FileOrURLToMarkdownConverterBatch
About 285 wordsLess than 1 minute
2025-10-09
📘 Overview
FileOrURLToMarkdownConverterBatch is a knowledge extraction operator that supports extracting structured content from multiple file formats (e.g., PDF, Office documents, web pages, plain text) and URLs, converting them into a unified Markdown format.
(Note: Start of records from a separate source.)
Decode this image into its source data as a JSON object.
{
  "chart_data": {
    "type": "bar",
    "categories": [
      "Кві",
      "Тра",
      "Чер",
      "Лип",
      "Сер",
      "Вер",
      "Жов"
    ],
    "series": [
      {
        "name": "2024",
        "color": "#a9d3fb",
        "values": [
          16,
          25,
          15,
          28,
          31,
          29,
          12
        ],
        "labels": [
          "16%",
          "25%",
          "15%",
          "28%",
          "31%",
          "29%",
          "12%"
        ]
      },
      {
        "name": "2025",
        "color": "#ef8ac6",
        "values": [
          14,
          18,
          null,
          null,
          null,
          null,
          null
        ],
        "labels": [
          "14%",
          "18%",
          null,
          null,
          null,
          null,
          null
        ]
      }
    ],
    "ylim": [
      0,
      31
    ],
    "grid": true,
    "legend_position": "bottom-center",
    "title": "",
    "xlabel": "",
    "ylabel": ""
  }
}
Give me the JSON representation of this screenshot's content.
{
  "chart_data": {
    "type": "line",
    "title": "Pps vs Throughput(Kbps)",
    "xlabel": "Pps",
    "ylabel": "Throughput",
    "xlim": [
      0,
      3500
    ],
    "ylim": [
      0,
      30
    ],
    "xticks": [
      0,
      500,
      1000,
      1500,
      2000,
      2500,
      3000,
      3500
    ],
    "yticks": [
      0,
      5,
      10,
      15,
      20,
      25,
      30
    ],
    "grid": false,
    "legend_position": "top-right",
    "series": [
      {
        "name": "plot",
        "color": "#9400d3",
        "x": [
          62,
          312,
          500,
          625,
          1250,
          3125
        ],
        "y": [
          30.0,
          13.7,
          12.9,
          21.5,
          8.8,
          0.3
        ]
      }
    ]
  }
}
The operator automatically detects the file type and invokes the optimal parsing engine (such as MinerU or trafilatura) to preserve the original layout and key information.
init Function
def __init__(self, intermediate_dir: str = "intermediate", lang: str = "en", mineru_backend: str = "vlm-vllm-engine", ):init Parameter Description
| Parameter | Type | Default | Description |
|---|---|---|---|
| intermediate_dir | str | "intermediate" | Directory path used to store intermediate files generated during the conversion process. |
| lang | str | "en" | Specifies the main language of the document (e.g., 'zh' for Chinese, 'en' for English) to optimize parsing performance. |
| mineru_backend | str | "vlm-sglang-engine" | Specifies the backend engine for MinerU, used for handling complex documents such as PDFs. Options include "pipeline", "vlm-transformers", "vlm-vllm-engine", and "vlm-http-client". |
Prompt Template Description
| Prompt Template Name | Main Purpose | Applicable Scenario | Characteristics |
|---|---|---|---|
| -- | -- | -- | -- |
run Function
def run(self, storage: DataFlowStorage, input_key: str = "source", output_key: str = "text_path"):Parameters
| Name | Type | Default | Description |
|---|---|---|---|
| storage | DataFlowStorage | Required | Data flow storage instance responsible for reading and writing data. |
| input_key | str | "source" | Input column name containing the file path or URL to be processed. |
| output_key | str | "text_path" | Output column name that stores the path to the generated Markdown file. |
🧠 Example Usage
self.knowledge_cleaning_step1 = FileOrURLToMarkdownConverterBatch(
intermediate_dir="../example_data/KBCleaningPipeline/raw/",
lang="en",
mineru_backend="vlm-vllm-engine",
)
self.knowledge_cleaning_step1.run(
storage=self.storage.step(),
# input_key=,
# output_key=,
)🧾 Default Output Format
| Field | Type | Description |
|---|---|---|
| source | str | Input source file path or URL. |
| text_path | str | Path to the generated Markdown file. |
Example Input:
{
"source":"/path/to/your/document.pdf"
}Example Output:
{
"source":"/path/to/your/document.pdf",
"text_path":"intermediate/document_pdf.md"
}